How Dangerous Is BPA? The Evidence So Far

BPA (Bisphenol A) is a chemical compound used to harden many types of plastic. It is most common in food containers and water bottles, and it is used to treat the outer shells of most canned goods. There has been much debate about the health concerns related to BPA.

The first scare began when it was discovered that BPA can leech from plastics or cans into the food or water they contain. Once ingested, this chemical may cause issues in the brain, endocrine system, and reproductive organs. Children were found to be especially at risk. This caused an uproar that convinced the major manufacturers of children’s toys, baby bottles, and other infant devices to stop using BPA in their plastics.

The Health Risks of BPA

BPA exposure may cause a variety of health risks. Again, many of these risks are currently unproven in humans and based only on theoretical or animal studies.

BPA may act like a hormone on the body. This will disrupt normal hormone function and can lead to a variety of growth and behavior issues.

Some studies have linked higher levels of BPA to an increased risk of cancer. This is unsurprising, considering that any foreign chemical in the body generally leads to increased risk of cancer.

Brain and Other Conditions:
BPA exposure has a weak link to a variety of other problems, including ADHD and other neurologic disorders.

The Current Stance

The FDA has formally issued a statement that BPA is not harmful to humans at its present levels, but this does not mean that it is completely harmless. The facts also indicate that BPA tends to stick around once it is in your body. This means that as you are exposed to BPA over time, you will end up with more and more in your body.

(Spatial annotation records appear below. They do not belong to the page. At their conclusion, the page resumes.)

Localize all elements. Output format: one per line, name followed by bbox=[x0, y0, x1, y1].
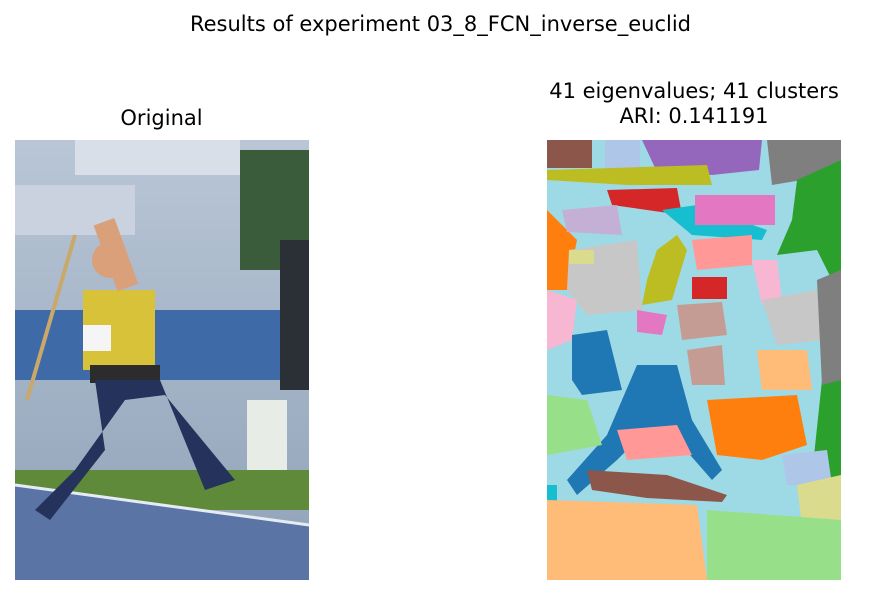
original-title: Original bbox=[120, 106, 203, 130]
cluster-pink-top bbox=[695, 195, 775, 225]
cluster-olive-arm bbox=[642, 235, 687, 305]
segmentation-title: 41 eigenvalues; 41 clusters ARI: 0.14119… bbox=[500, 79, 881, 129]
photo-sign bbox=[75, 140, 240, 175]
cluster-gray-right bbox=[817, 270, 841, 385]
cluster-orange-right bbox=[707, 395, 807, 460]
photo-photographer bbox=[280, 240, 309, 390]
photo-athlete-legs bbox=[35, 380, 235, 520]
cluster-lightorange-right bbox=[757, 350, 812, 390]
cluster-lightgray-right bbox=[762, 290, 822, 345]
cluster-lightgreen-bottom bbox=[707, 510, 841, 580]
segmentation-title-line1: 41 eigenvalues; 41 clusters bbox=[549, 79, 839, 103]
cluster-lightgreen-left bbox=[547, 395, 602, 455]
cluster-lightpink-right bbox=[752, 260, 782, 305]
photo-athlete-belt bbox=[90, 365, 160, 383]
cluster-red-mid bbox=[692, 277, 727, 299]
photo-javelin bbox=[25, 234, 77, 401]
segmentation-map bbox=[547, 140, 841, 580]
cluster-lightblue-top bbox=[605, 140, 640, 168]
segmentation-title-line2: ARI: 0.141191 bbox=[619, 104, 769, 128]
cluster-red-top bbox=[607, 188, 682, 215]
photo-athlete-arm bbox=[93, 218, 139, 292]
cluster-brown-lower bbox=[587, 470, 727, 502]
cluster-pink-mid bbox=[637, 310, 667, 335]
figure-suptitle: Results of experiment 03_8_FCN_inverse_e… bbox=[189, 12, 691, 36]
cluster-lightorange-bottom bbox=[547, 500, 707, 580]
original-photo bbox=[15, 140, 309, 580]
cluster-lightpurple bbox=[562, 205, 622, 235]
cluster-lightolive-right bbox=[797, 475, 841, 525]
cluster-lightolive-left bbox=[569, 250, 594, 264]
cluster-brown-top bbox=[547, 140, 592, 168]
cluster-lightred bbox=[692, 235, 752, 270]
cluster-blue-left bbox=[572, 330, 622, 395]
cluster-lightbrown-lower bbox=[687, 345, 725, 385]
photo-track bbox=[15, 485, 309, 580]
cluster-green bbox=[777, 160, 841, 280]
cluster-lightbrown bbox=[677, 302, 727, 340]
cluster-lightblue-right bbox=[782, 450, 832, 485]
photo-bib bbox=[83, 325, 111, 351]
photo-bystander bbox=[247, 400, 287, 470]
cluster-lightred-lower bbox=[617, 425, 692, 460]
cluster-olive-top bbox=[547, 165, 712, 185]
photo-wall bbox=[15, 310, 309, 380]
cluster-lightpink-left bbox=[547, 290, 577, 350]
cluster-cyan-bottomleft bbox=[547, 485, 557, 510]
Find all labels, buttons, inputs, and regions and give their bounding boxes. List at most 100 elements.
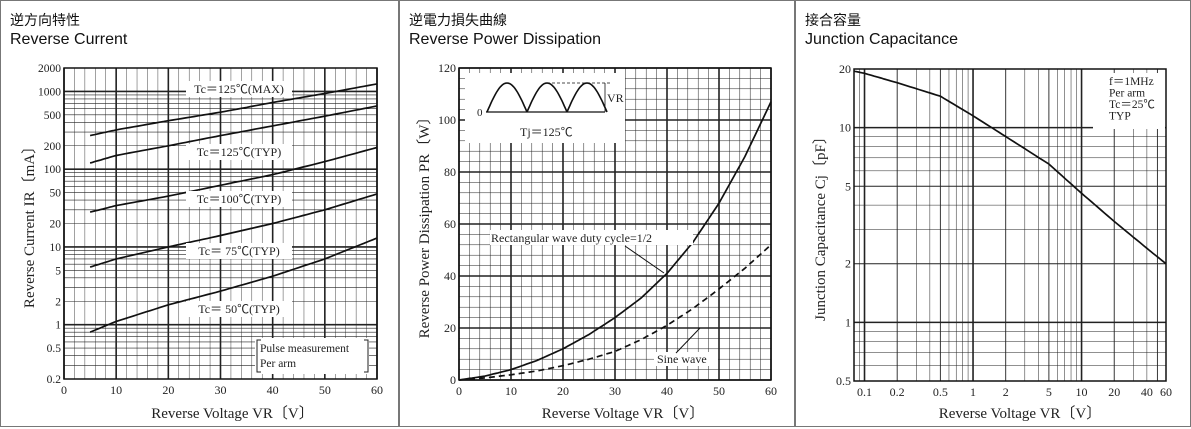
- series-label: Sine wave: [657, 352, 707, 366]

Due to the pervasiveness of BPA in our environment, the government has begun to take greater strides to regulate it in products. A recent act, The Ban on Poisonous Additives Act, has been reintroduced to Congress. This act would regulate chemicals such as BPA that have very slow-acting effects on the body and would require periodic re-examinations of products currently considered safe by the FDA. This will ensure that investigation into BPA continues so that its long-term health risks can be better understood. It will also ensure that if a greater threat from BPA is discovered it will be easier to take action to regulate it.

Minimizing Exposure

Although there is not enough conclusive evidence to confirm that BPA is harmful, experts do recommend taking some basic steps to reduce BPA exposure, especially in children, in order to limit the buildup of the chemical in the body. Avoid foods in cans or stored in plastic containers. Aim for glass or ceramic containers instead. Avoid heating plastics or cans as this can increase the leeching of BPA. Do not use plastics over the long term. Leeching increases as the plastics age and wear. Recycle water bottles or food containers after several uses.